= Symphony No. 16 (Michael Haydn) =

Portrait of Michael Haydn by Franz Xaver Hornöck

Michael Haydn's Symphony No. 16 in A major, Perger 6, Sherman 16, Sherman-adjusted 17, MH 152, was written in Salzburg in 1771. This symphony was at one time attributed to Joseph Haydn, the ninth work in A major so attributed in Anthony van Hoboken's catalogue.

The symphony is scored for two oboes, two bassoons, two horns, and strings. It has four movements:

The placement of the minuet second, before the slow movement, is unusual in Haydn's symphonies, though there is one other specimen, Symphony No. 15, which scholars are fairly certain is a close contemporary to this one. Three symphonies by brother Joseph Haydn also have this placement, 32, 37, and 44.

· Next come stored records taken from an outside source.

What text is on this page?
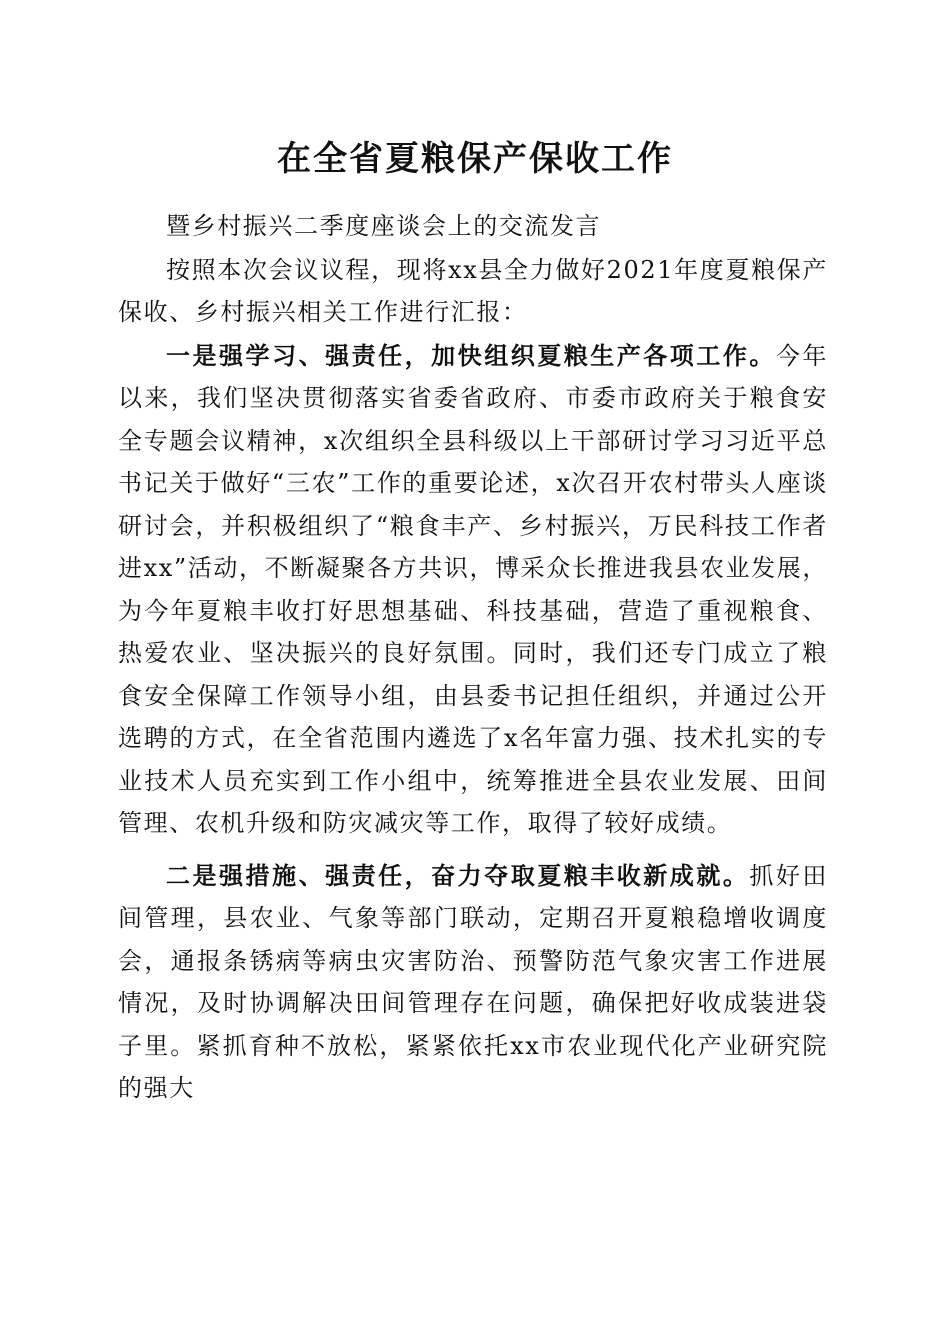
在全省夏粮保产保收工作

暨乡村振兴二季度座谈会上的交流发言

按照本次会议议程，现将xx县全力做好2021年度夏粮保产保收、乡村振兴相关工作进行汇报：

一是强学习、强责任，加快组织夏粮生产各项工作。今年以来，我们坚决贯彻落实省委省政府、市委市政府关于粮食安全专题会议精神，x次组织全县科级以上干部研讨学习习近平总书记关于做好“三农”工作的重要论述，x次召开农村带头人座谈研讨会，并积极组织了“粮食丰产、乡村振兴，万民科技工作者进xx”活动，不断凝聚各方共识，博采众长推进我县农业发展，为今年夏粮丰收打好思想基础、科技基础，营造了重视粮食、热爱农业、坚决振兴的良好氛围。同时，我们还专门成立了粮食安全保障工作领导小组，由县委书记担任组织，并通过公开选聘的方式，在全省范围内遴选了x名年富力强、技术扎实的专业技术人员充实到工作小组中，统筹推进全县农业发展、田间管理、农机升级和防灾减灾等工作，取得了较好成绩。

二是强措施、强责任，奋力夺取夏粮丰收新成就。抓好田间管理，县农业、气象等部门联动，定期召开夏粮稳增收调度会，通报条锈病等病虫灾害防治、预警防范气象灾害工作进展情况，及时协调解决田间管理存在问题，确保把好收成装进袋子里。紧抓育种不放松，紧紧依托xx市农业现代化产业研究院的强大
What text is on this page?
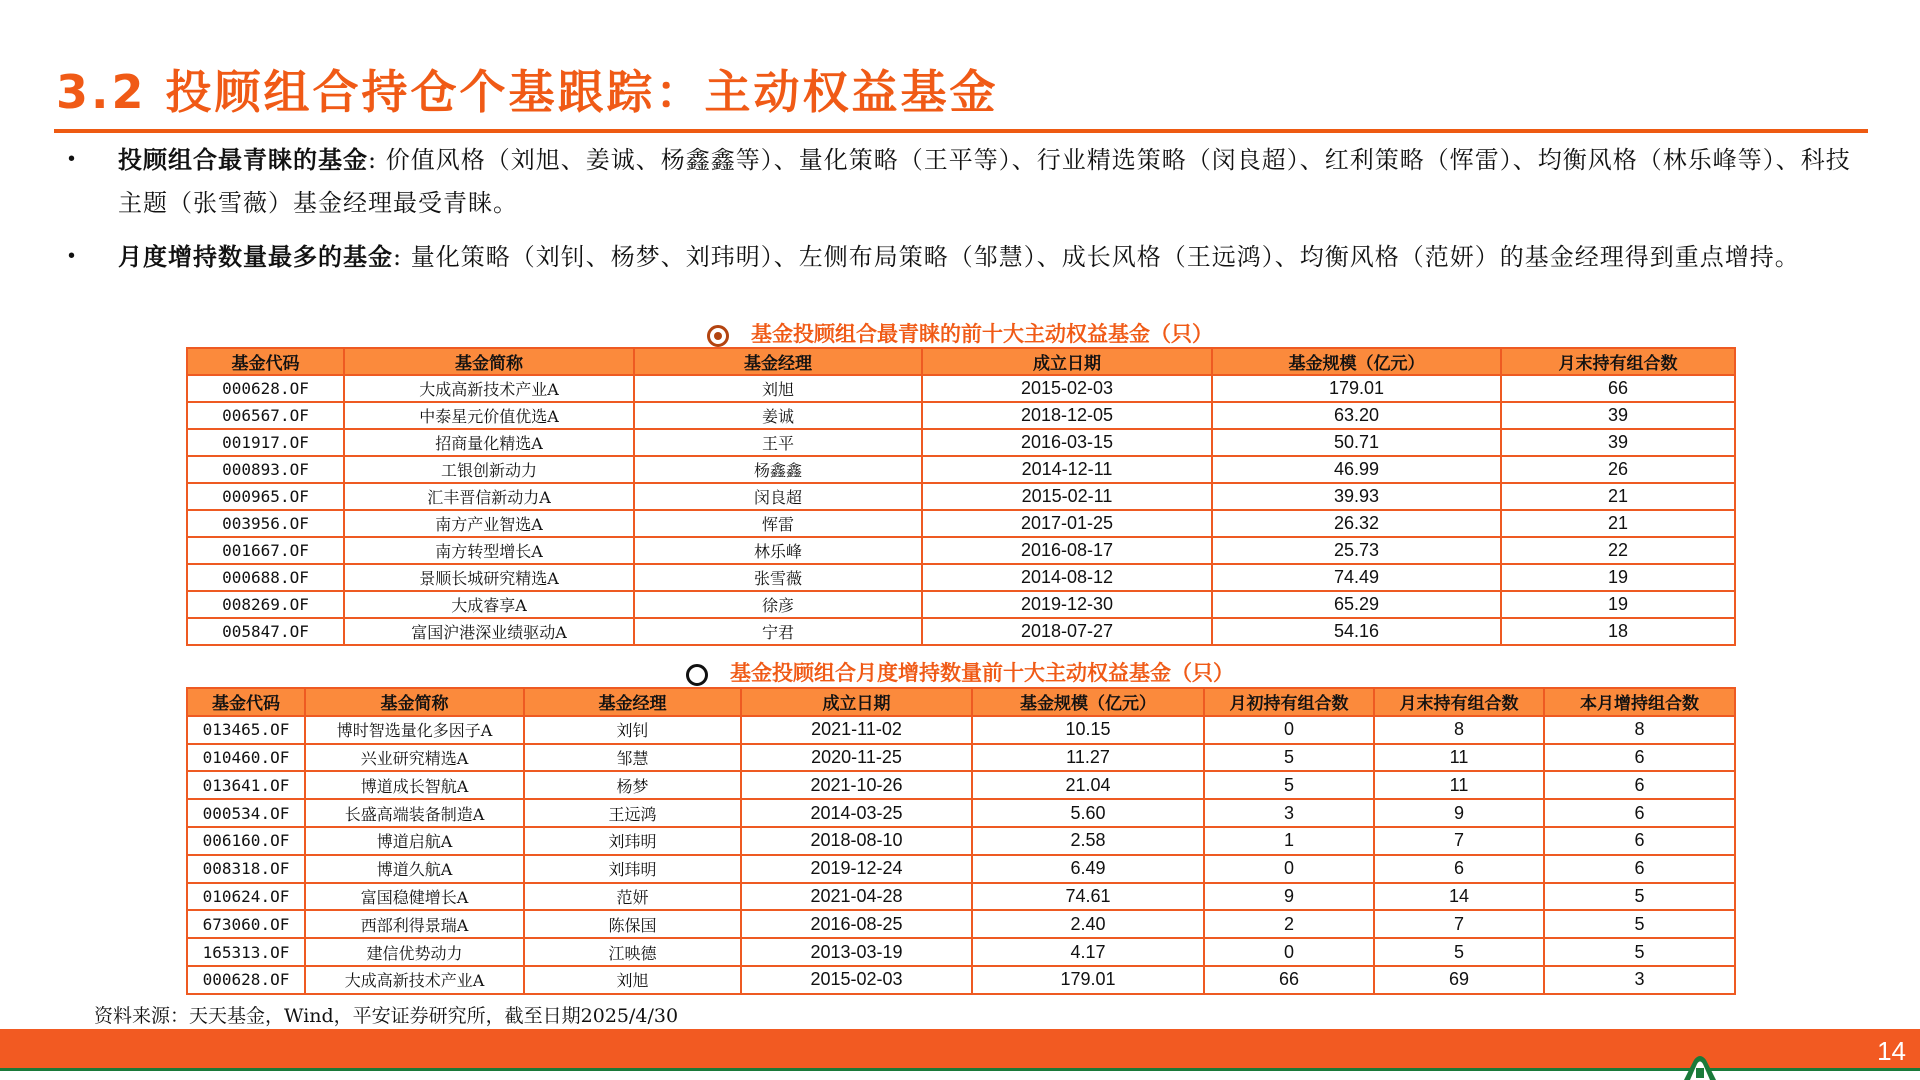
3.2 投顾组合持仓个基跟踪：主动权益基金
• 投顾组合最青睐的基金: 价值风格（刘旭、姜诚、杨鑫鑫等）、量化策略（王平等）、行业精选策略（闵良超）、红利策略（恽雷）、均衡风格（林乐峰等）、科技主题（张雪薇）基金经理最受青睐。
• 月度增持数量最多的基金: 量化策略（刘钊、杨梦、刘玮明）、左侧布局策略（邹慧）、成长风格（王远鸿）、均衡风格（范妍）的基金经理得到重点增持。
基金投顾组合最青睐的前十大主动权益基金（只）
基金代码	基金简称	基金经理	成立日期	基金规模（亿元）	月末持有组合数
000628.OF	大成高新技术产业A	刘旭	2015-02-03	179.01	66
006567.OF	中泰星元价值优选A	姜诚	2018-12-05	63.20	39
001917.OF	招商量化精选A	王平	2016-03-15	50.71	39
000893.OF	工银创新动力	杨鑫鑫	2014-12-11	46.99	26
000965.OF	汇丰晋信新动力A	闵良超	2015-02-11	39.93	21
003956.OF	南方产业智选A	恽雷	2017-01-25	26.32	21
001667.OF	南方转型增长A	林乐峰	2016-08-17	25.73	22
000688.OF	景顺长城研究精选A	张雪薇	2014-08-12	74.49	19
008269.OF	大成睿享A	徐彦	2019-12-30	65.29	19
005847.OF	富国沪港深业绩驱动A	宁君	2018-07-27	54.16	18
基金投顾组合月度增持数量前十大主动权益基金（只）
基金代码	基金简称	基金经理	成立日期	基金规模（亿元）	月初持有组合数	月末持有组合数	本月增持组合数
013465.OF	博时智选量化多因子A	刘钊	2021-11-02	10.15	0	8	8
010460.OF	兴业研究精选A	邹慧	2020-11-25	11.27	5	11	6
013641.OF	博道成长智航A	杨梦	2021-10-26	21.04	5	11	6
000534.OF	长盛高端装备制造A	王远鸿	2014-03-25	5.60	3	9	6
006160.OF	博道启航A	刘玮明	2018-08-10	2.58	1	7	6
008318.OF	博道久航A	刘玮明	2019-12-24	6.49	0	6	6
010624.OF	富国稳健增长A	范妍	2021-04-28	74.61	9	14	5
673060.OF	西部利得景瑞A	陈保国	2016-08-25	2.40	2	7	5
165313.OF	建信优势动力	江映德	2013-03-19	4.17	0	5	5
000628.OF	大成高新技术产业A	刘旭	2015-02-03	179.01	66	69	3
资料来源：天天基金，Wind，平安证券研究所，截至日期2025/4/30
14
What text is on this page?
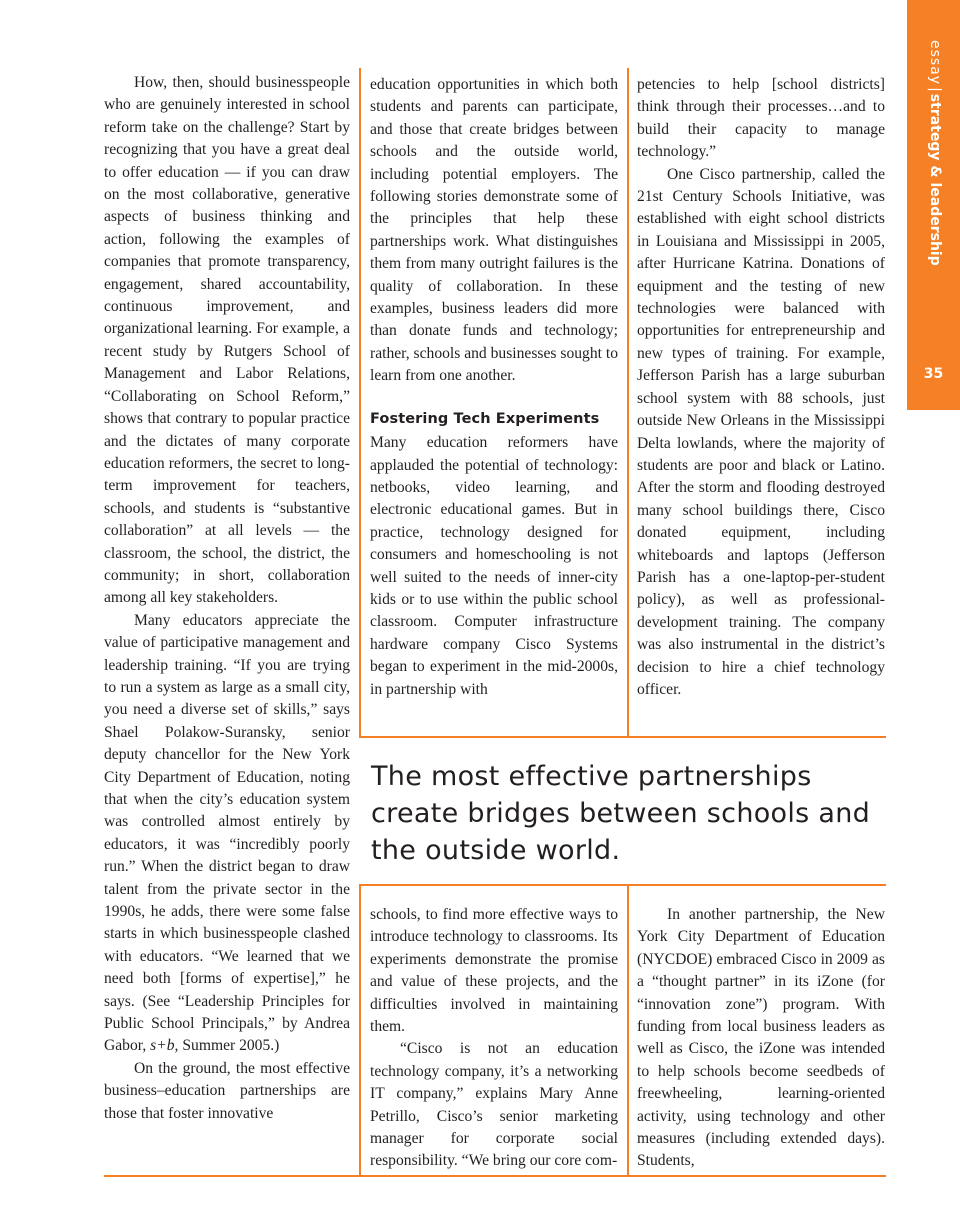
essay|strategy & leadership
35

How, then, should businesspeople who are genuinely interested in school reform take on the challenge? Start by recognizing that you have a great deal to offer education — if you can draw on the most collaborative, generative aspects of business thinking and action, following the examples of companies that promote transparency, engagement, shared accountability, continuous improvement, and organizational learning. For example, a recent study by Rutgers School of Management and Labor Relations, “Collaborating on School Reform,” shows that contrary to popular practice and the dictates of many corporate education reformers, the secret to long-term improvement for teachers, schools, and students is “substantive collaboration” at all levels — the classroom, the school, the district, the community; in short, collaboration among all key stakeholders.

Many educators appreciate the value of participative management and leadership training. “If you are trying to run a system as large as a small city, you need a diverse set of skills,” says Shael Polakow-Suransky, senior deputy chancellor for the New York City Department of Education, noting that when the city’s education system was controlled almost entirely by educators, it was “incredibly poorly run.” When the district began to draw talent from the private sector in the 1990s, he adds, there were some false starts in which businesspeople clashed with educators. “We learned that we need both [forms of expertise],” he says. (See “Leadership Principles for Public School Principals,” by Andrea Gabor, s+b, Summer 2005.)

On the ground, the most effective business–education partnerships are those that foster innovative

education opportunities in which both students and parents can participate, and those that create bridges between schools and the outside world, including potential employers. The following stories demonstrate some of the principles that help these partnerships work. What distinguishes them from many outright failures is the quality of collaboration. In these examples, business leaders did more than donate funds and technology; rather, schools and businesses sought to learn from one another.

Fostering Tech Experiments

Many education reformers have applauded the potential of technology: netbooks, video learning, and electronic educational games. But in practice, technology designed for consumers and homeschooling is not well suited to the needs of inner-city kids or to use within the public school classroom. Computer infrastructure hardware company Cisco Systems began to experiment in the mid-2000s, in partnership with

petencies to help [school districts] think through their processes…and to build their capacity to manage technology.”

One Cisco partnership, called the 21st Century Schools Initiative, was established with eight school districts in Louisiana and Mississippi in 2005, after Hurricane Katrina. Donations of equipment and the testing of new technologies were balanced with opportunities for entrepreneurship and new types of training. For example, Jefferson Parish has a large suburban school system with 88 schools, just outside New Orleans in the Mississippi Delta lowlands, where the majority of students are poor and black or Latino. After the storm and flooding destroyed many school buildings there, Cisco donated equipment, including whiteboards and laptops (Jefferson Parish has a one-laptop-per-student policy), as well as professional-development training. The company was also instrumental in the district’s decision to hire a chief technology officer.

The most effective partnerships create bridges between schools and the outside world.

schools, to find more effective ways to introduce technology to classrooms. Its experiments demonstrate the promise and value of these projects, and the difficulties involved in maintaining them.

“Cisco is not an education technology company, it’s a networking IT company,” explains Mary Anne Petrillo, Cisco’s senior marketing manager for corporate social responsibility. “We bring our core com-

In another partnership, the New York City Department of Education (NYCDOE) embraced Cisco in 2009 as a “thought partner” in its iZone (for “innovation zone”) program. With funding from local business leaders as well as Cisco, the iZone was intended to help schools become seedbeds of freewheeling, learning-oriented activity, using technology and other measures (including extended days). Students,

The corresponding placement of the scherzo second in the Romantic era, despite Beethoven's Symphony No. 9, was rare until Bruckner's Eighth and Ninth Symphonies and Mahler's First, Fourth and Sixth Symphonies.

== Discography ==

This work is included in a set of 20 symphonies on the CPO label with Bohdan Warchal conducting the Slovak Philharmonic, on disc 4. It is also available in a performance by the London Mozart Players conducted by Matthias Bamert on the Chandos label, the Capella Savaria conducted by Pál Németh on the Hungaroton label, and the Franz Liszt Kammerorchester conducted by János Rolla on Teldec.